July 12 (Bloomberg) -- Oxford Instruments Plc, a U.K. maker of high-technology tools such as X-ray tubes and cryogenic water pumps, rose the most in almost three years as earnings and sales picked up in the third month of its fiscal year.
“The year started slowly with performance in the first two months of the year down against a very strong comparative period in the prior year,” the company, which originated at the University of Oxford, said in a statement today. “In the third month of the quarter, orders, sales and profits were much improved compared to each of the first two months and were also ahead of the same period in 2012/13.”
The stock climbed as much as 15 percent to 1,438 pence in London trading and was up 10 percent as of 11:59 a.m., valuing the company at 782 million pounds ($1.2 billion). Before today, the stock had dropped 12 percent this year.
Oxford Instruments, whose testing and analytical equipment is used by companies such as Siemens AG, is benefitting from rising demand in Asia, where the average monthly order intake in the quarter rose 18 percent from the monthly average in the last financial year.

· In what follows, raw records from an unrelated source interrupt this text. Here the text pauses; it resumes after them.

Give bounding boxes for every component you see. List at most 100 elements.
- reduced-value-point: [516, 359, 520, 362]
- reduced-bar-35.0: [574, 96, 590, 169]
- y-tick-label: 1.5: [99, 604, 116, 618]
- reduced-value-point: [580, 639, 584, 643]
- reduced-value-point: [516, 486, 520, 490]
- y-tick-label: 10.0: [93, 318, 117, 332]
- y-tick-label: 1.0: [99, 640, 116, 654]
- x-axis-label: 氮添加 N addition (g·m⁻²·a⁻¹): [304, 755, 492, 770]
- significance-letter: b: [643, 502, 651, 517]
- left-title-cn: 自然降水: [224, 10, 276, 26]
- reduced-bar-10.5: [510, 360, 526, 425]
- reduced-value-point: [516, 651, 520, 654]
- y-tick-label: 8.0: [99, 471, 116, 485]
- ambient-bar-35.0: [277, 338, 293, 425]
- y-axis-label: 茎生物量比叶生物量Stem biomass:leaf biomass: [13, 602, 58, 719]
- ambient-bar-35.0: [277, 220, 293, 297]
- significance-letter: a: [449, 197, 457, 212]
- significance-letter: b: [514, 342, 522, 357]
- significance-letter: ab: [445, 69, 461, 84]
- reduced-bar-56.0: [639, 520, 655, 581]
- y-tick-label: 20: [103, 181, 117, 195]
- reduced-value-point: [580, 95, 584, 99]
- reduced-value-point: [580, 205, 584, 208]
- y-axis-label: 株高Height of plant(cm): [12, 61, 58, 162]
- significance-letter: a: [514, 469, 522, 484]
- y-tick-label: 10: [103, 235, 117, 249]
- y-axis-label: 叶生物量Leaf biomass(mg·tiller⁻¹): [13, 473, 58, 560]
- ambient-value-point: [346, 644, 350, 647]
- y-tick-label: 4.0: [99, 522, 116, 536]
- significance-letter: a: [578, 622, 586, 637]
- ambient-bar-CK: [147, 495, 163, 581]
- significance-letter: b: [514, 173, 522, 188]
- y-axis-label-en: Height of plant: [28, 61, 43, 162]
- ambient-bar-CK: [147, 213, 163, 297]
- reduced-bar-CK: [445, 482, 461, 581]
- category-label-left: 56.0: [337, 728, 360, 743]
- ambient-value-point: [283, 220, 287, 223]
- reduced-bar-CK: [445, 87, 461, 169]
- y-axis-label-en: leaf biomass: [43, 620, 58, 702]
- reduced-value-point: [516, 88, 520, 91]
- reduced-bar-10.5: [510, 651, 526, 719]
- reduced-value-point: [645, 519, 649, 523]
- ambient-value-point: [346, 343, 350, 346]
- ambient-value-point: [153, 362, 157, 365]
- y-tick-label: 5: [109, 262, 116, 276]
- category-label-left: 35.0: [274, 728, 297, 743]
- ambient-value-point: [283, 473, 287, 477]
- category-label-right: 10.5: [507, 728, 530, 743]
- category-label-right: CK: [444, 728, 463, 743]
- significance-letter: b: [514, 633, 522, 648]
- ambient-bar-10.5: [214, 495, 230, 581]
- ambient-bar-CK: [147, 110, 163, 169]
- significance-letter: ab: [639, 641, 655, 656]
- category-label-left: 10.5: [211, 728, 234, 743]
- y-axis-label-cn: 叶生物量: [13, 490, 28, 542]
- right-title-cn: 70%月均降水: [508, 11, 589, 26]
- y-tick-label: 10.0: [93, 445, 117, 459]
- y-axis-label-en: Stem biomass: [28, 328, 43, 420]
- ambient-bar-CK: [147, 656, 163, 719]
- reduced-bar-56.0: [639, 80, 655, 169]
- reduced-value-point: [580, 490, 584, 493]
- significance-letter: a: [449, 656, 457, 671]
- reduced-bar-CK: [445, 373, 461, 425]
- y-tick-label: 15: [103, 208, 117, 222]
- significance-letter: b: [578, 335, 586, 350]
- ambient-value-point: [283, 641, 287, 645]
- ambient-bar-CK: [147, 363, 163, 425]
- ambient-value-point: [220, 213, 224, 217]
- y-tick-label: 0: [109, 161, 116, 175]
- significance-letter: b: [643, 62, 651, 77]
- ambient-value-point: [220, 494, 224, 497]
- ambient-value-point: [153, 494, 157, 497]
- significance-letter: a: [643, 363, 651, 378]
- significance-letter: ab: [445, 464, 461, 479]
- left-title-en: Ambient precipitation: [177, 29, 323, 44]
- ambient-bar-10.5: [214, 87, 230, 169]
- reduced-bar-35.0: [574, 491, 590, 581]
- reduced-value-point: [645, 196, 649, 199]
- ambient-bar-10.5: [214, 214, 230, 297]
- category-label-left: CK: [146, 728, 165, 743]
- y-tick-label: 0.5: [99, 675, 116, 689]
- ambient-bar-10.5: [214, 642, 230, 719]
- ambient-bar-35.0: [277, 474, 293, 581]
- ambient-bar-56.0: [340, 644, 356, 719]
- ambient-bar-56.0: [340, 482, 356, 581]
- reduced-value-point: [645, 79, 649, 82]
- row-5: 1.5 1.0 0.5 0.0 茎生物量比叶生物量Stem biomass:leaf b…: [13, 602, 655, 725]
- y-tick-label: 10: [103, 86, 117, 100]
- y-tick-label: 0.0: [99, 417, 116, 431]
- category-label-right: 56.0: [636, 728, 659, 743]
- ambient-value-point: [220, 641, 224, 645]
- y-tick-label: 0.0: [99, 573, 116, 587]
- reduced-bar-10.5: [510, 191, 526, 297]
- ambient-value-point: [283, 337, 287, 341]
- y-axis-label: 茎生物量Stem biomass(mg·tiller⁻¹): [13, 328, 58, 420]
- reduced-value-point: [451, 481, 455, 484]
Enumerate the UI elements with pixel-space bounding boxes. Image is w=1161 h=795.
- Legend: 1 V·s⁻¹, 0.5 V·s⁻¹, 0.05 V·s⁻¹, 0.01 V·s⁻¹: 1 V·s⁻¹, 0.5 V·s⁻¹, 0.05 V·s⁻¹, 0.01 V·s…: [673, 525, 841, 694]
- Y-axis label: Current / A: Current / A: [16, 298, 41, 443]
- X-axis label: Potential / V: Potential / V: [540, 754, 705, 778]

At the same time, the average monthly order intake dropped by 20 percent in North America and 1 percent in Europe.
“This was a more resilient trading update than many had feared”, said Andrew Douglas, an analyst at Jefferies.
Oxford Instruments said its business will continue to make progress in line with its expectations for the remainder of the financial year.
“Our broad spread of geographies and technologies and our strong pipeline of new products continue to underpin the long-term prospects for the group,” the company said.